Covid: Cornish lockdown portrait project shows 'moment in time'
- Published
A series of photographs showing people coping with the coronavirus lockdowns has gone on display in Cornwall.
Photographer Annie Bungeroth's Unfamiliar Distance exhibition shows people from St Hilary, Goldsithney and Rosudgeon in 2020 and 2021.
Ms Bungeroth said the exhibition name referred to the strict Covid protocols that herself and her subjects had to adhere to during the project.
Most of the shots were taken from far away, or through windows and screens.
She said: "It's a moment in time. It's a record of something quite fleeting but quite monumental, a moment that might be easy to forget and it just seems so important not to forget it."
Father Jeff Risbridger said the first time Ms Bungeroth photographed him was through an open window from outside into the house.
"It felt a bit strange. It felt a bit like she was a peeping Tom, really; kind of poking her head through the window," he said.
"It didn't feel quite the same way when we were here in church because it's a more public space, really.
"It's very strange looking at the exhibition now because it's hard to think that it was actually only three years ago, because it feels like a lifetime away."
Ms Bungeroth said The Stores in Goldsithney was an "essential" part of village life during that time and many people her told her to photograph the shopkeeper.

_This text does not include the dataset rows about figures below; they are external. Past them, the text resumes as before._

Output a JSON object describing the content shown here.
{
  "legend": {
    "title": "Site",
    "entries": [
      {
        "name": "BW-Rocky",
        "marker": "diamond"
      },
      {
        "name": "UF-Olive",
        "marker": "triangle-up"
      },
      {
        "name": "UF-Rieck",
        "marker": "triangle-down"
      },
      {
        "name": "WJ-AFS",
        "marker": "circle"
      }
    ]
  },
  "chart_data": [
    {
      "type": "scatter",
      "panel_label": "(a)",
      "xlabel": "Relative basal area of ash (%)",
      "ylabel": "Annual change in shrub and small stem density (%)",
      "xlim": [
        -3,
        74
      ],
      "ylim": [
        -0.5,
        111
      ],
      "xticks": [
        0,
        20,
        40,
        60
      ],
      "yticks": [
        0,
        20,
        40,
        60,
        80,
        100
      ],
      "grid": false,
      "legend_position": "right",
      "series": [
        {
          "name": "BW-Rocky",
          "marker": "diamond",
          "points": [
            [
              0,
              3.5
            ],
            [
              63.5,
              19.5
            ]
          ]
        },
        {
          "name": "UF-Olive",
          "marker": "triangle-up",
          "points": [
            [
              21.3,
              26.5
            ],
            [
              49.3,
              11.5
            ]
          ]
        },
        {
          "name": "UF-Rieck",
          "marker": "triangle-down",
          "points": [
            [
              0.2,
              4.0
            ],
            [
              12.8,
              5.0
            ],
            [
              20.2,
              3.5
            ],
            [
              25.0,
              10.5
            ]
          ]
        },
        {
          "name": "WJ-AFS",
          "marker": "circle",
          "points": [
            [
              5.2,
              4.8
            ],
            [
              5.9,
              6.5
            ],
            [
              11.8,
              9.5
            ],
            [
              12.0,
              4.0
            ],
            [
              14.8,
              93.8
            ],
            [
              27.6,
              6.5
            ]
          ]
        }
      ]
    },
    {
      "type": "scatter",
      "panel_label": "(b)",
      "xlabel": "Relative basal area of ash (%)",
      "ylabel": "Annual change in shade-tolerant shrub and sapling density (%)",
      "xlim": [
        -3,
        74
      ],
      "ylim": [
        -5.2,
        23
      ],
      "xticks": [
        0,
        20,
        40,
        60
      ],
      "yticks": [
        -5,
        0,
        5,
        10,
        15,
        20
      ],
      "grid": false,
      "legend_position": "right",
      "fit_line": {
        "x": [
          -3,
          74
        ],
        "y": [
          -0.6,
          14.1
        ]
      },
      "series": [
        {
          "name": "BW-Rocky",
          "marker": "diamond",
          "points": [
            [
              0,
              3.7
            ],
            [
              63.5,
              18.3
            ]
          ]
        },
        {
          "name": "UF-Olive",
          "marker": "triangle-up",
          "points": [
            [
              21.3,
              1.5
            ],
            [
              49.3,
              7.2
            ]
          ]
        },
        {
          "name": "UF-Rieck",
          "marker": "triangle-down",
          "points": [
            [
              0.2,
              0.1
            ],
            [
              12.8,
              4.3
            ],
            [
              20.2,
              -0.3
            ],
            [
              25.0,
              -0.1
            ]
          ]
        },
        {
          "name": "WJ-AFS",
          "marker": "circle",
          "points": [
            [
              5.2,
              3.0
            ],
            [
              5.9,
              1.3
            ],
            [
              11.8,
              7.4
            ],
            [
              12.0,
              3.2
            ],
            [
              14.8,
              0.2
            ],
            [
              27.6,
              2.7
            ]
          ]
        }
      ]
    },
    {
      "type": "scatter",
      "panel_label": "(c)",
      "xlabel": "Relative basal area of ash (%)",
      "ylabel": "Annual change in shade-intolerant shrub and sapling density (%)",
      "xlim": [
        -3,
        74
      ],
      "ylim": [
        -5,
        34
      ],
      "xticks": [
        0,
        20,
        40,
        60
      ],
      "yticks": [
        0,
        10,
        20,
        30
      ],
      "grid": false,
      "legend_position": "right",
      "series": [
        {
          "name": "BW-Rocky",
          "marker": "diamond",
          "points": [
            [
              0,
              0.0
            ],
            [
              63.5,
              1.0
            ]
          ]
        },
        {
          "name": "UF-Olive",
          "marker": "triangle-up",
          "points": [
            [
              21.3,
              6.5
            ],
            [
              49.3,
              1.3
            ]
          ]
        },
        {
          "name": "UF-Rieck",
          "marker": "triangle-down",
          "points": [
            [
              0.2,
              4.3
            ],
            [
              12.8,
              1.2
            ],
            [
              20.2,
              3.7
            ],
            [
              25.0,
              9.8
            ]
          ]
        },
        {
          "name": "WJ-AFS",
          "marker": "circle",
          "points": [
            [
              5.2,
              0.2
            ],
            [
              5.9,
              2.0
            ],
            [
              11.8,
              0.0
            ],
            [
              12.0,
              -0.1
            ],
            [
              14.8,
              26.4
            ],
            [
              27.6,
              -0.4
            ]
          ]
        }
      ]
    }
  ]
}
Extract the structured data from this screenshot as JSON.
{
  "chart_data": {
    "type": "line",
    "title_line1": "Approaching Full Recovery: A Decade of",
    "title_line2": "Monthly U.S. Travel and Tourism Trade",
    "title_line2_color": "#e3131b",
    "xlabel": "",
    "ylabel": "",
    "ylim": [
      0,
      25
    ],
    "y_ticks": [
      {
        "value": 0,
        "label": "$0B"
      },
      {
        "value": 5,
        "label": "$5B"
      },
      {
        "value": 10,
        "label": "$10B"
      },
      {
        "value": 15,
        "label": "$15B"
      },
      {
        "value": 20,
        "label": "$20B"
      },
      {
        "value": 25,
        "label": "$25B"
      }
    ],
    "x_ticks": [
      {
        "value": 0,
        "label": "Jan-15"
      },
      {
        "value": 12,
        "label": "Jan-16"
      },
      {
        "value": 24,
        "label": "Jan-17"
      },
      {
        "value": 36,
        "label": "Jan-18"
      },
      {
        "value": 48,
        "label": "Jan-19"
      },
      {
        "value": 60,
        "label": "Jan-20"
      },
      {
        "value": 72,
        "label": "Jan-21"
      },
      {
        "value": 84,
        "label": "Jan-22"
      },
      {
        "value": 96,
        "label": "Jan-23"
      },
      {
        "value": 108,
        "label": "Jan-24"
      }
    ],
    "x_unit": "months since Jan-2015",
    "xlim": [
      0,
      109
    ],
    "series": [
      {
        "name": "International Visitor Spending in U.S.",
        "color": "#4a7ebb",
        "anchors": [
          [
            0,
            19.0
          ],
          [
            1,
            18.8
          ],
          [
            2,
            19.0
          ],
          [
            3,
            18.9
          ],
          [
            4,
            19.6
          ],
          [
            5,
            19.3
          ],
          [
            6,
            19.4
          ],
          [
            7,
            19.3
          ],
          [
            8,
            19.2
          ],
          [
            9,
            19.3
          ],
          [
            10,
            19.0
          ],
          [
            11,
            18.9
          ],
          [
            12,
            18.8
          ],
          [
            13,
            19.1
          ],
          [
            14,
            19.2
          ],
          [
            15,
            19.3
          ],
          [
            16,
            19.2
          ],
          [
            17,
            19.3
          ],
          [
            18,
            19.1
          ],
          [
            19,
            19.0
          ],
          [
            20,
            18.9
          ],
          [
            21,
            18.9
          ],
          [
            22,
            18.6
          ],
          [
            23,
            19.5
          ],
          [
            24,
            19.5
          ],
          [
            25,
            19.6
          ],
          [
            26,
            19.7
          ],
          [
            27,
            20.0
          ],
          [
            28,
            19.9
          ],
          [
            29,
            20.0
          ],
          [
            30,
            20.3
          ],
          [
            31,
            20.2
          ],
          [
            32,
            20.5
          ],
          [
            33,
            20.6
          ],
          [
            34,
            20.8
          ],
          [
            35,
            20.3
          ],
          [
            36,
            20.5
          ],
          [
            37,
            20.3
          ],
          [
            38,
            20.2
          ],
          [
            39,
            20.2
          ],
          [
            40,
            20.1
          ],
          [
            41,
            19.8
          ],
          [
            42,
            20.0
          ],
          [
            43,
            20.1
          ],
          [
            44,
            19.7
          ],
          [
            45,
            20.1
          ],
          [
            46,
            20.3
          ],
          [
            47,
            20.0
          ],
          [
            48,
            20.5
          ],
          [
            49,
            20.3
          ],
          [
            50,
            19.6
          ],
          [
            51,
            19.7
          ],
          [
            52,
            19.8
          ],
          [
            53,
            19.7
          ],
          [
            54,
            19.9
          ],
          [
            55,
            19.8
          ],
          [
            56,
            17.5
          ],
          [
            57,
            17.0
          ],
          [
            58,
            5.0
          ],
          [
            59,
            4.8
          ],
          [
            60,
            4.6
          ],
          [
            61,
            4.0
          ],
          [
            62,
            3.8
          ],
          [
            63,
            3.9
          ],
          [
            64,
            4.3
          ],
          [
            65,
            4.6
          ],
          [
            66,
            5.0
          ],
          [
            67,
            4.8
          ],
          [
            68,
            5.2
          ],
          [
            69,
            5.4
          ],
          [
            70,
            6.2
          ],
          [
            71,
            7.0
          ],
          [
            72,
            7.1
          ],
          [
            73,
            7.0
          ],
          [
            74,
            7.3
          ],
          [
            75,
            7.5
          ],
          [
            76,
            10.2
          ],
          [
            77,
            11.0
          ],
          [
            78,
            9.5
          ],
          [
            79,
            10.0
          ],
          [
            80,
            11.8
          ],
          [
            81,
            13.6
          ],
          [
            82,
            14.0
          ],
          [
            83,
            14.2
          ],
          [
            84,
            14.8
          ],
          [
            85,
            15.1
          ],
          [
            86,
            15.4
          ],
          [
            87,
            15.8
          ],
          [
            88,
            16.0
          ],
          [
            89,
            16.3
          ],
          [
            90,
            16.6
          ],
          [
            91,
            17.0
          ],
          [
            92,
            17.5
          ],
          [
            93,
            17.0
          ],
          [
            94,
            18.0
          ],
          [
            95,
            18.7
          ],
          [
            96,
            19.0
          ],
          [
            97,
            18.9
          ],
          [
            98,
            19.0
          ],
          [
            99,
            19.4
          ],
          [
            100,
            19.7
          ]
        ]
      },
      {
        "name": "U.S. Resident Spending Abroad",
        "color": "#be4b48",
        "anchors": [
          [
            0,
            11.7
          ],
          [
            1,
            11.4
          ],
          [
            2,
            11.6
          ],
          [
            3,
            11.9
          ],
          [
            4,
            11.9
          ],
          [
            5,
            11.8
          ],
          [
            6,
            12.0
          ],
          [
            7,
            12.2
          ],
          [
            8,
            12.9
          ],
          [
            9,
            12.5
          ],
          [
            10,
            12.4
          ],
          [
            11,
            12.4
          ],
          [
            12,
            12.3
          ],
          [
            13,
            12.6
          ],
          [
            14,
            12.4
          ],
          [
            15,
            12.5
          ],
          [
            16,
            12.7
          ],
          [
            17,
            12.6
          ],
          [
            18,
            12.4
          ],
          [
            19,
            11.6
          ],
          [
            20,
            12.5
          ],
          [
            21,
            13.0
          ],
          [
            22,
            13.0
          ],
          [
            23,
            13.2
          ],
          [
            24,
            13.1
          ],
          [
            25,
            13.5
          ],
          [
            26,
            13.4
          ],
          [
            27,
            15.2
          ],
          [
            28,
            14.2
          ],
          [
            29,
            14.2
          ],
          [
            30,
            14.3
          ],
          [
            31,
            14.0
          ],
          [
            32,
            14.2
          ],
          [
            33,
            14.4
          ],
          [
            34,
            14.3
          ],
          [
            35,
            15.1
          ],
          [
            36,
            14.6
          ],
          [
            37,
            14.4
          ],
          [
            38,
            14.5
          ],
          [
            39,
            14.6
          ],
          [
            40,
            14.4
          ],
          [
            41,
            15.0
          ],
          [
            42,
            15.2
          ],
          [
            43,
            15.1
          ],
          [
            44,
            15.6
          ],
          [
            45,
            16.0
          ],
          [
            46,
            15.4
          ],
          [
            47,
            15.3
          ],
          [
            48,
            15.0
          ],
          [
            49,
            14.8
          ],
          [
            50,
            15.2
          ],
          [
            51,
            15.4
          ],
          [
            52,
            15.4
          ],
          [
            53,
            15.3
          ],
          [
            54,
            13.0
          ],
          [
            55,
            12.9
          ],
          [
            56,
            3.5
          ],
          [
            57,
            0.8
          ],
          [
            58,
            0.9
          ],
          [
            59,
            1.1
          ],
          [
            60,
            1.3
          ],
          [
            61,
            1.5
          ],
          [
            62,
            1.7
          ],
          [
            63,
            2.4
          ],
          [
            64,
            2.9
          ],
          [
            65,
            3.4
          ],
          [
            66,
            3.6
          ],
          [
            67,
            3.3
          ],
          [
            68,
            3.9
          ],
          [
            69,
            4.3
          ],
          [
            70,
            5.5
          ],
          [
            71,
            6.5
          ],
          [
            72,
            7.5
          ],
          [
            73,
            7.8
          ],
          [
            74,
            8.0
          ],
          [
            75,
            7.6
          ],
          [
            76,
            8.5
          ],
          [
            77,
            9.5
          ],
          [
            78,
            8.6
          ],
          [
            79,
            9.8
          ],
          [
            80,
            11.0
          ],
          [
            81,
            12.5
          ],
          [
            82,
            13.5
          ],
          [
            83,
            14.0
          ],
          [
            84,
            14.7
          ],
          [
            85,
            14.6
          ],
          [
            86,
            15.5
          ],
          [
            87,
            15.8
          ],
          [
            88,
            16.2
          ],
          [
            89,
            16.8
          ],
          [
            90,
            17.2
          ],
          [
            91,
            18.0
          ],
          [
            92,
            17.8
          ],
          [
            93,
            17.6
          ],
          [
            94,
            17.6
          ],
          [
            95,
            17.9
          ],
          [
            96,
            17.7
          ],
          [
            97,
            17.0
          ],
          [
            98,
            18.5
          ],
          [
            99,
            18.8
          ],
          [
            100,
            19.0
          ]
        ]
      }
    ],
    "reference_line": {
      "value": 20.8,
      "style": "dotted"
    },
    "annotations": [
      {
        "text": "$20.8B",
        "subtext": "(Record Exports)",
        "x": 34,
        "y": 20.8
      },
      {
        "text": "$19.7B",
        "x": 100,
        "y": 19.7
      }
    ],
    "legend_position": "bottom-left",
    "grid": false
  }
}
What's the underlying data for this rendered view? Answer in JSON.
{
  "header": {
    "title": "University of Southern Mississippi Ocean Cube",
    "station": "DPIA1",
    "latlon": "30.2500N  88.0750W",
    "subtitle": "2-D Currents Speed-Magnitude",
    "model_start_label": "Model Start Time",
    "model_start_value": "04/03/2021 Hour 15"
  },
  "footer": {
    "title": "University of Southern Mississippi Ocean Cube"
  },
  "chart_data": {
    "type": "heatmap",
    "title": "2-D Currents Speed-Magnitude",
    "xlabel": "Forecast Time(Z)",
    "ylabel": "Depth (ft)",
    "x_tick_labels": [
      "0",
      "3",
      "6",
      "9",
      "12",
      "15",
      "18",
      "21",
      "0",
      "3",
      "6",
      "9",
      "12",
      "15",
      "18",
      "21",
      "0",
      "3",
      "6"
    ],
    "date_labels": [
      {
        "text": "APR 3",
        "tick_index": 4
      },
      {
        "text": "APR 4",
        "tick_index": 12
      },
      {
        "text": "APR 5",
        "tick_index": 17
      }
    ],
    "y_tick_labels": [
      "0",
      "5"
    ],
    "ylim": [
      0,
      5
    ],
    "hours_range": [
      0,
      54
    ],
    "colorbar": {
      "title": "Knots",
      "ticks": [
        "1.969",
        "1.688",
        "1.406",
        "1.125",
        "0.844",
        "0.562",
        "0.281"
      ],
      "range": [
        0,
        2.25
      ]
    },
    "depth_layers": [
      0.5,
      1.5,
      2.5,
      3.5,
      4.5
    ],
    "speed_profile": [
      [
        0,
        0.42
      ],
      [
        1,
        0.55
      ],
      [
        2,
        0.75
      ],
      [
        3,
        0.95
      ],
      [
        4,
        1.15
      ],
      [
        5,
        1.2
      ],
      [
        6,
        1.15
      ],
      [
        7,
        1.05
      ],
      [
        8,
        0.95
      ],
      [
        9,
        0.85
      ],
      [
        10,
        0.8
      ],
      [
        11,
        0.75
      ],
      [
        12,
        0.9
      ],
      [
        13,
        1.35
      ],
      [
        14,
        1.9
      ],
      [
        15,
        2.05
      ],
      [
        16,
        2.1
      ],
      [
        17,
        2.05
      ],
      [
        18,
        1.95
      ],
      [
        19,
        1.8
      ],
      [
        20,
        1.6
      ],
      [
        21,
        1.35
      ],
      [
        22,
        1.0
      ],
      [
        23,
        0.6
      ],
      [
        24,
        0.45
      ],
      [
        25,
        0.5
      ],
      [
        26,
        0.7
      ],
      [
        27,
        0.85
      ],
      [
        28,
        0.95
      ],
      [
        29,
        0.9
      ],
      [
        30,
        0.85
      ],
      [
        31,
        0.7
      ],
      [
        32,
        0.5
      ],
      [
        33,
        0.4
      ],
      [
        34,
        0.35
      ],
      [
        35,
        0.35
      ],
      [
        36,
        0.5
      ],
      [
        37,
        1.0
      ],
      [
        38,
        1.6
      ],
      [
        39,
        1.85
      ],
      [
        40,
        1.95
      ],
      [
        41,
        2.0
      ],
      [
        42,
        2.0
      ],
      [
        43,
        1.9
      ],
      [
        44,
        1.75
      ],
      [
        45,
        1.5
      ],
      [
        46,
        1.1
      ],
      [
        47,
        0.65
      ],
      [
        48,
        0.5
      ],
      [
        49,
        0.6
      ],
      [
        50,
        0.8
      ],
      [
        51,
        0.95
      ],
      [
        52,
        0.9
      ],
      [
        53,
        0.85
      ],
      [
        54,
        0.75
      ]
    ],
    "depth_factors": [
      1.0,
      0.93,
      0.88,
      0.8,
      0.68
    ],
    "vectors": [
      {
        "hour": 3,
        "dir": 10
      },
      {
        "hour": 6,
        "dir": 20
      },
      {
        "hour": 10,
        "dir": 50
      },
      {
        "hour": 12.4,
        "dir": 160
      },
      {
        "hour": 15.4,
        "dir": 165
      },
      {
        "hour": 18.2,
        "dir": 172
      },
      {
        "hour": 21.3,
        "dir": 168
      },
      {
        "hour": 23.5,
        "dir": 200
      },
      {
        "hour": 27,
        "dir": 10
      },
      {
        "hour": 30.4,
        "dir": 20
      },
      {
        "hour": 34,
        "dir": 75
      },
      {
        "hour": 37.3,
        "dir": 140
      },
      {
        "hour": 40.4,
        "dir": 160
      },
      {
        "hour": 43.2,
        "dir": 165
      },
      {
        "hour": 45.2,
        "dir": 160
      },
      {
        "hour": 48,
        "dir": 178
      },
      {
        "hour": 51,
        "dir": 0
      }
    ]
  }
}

Joanne Bolglase said: "It's good to be part of something that's joyful ... it's finding the positive.
"The first few weeks we were everything to everybody, I think."
Ms Bungeroth said every photo you take is "like a little mini relationship".
"It just feels like an amazing privilege and I'm so happy to have been able to do this project and to have met all the people that I met through it," she said.
The exhibition, at St Hilary's Church, is on until 15 August.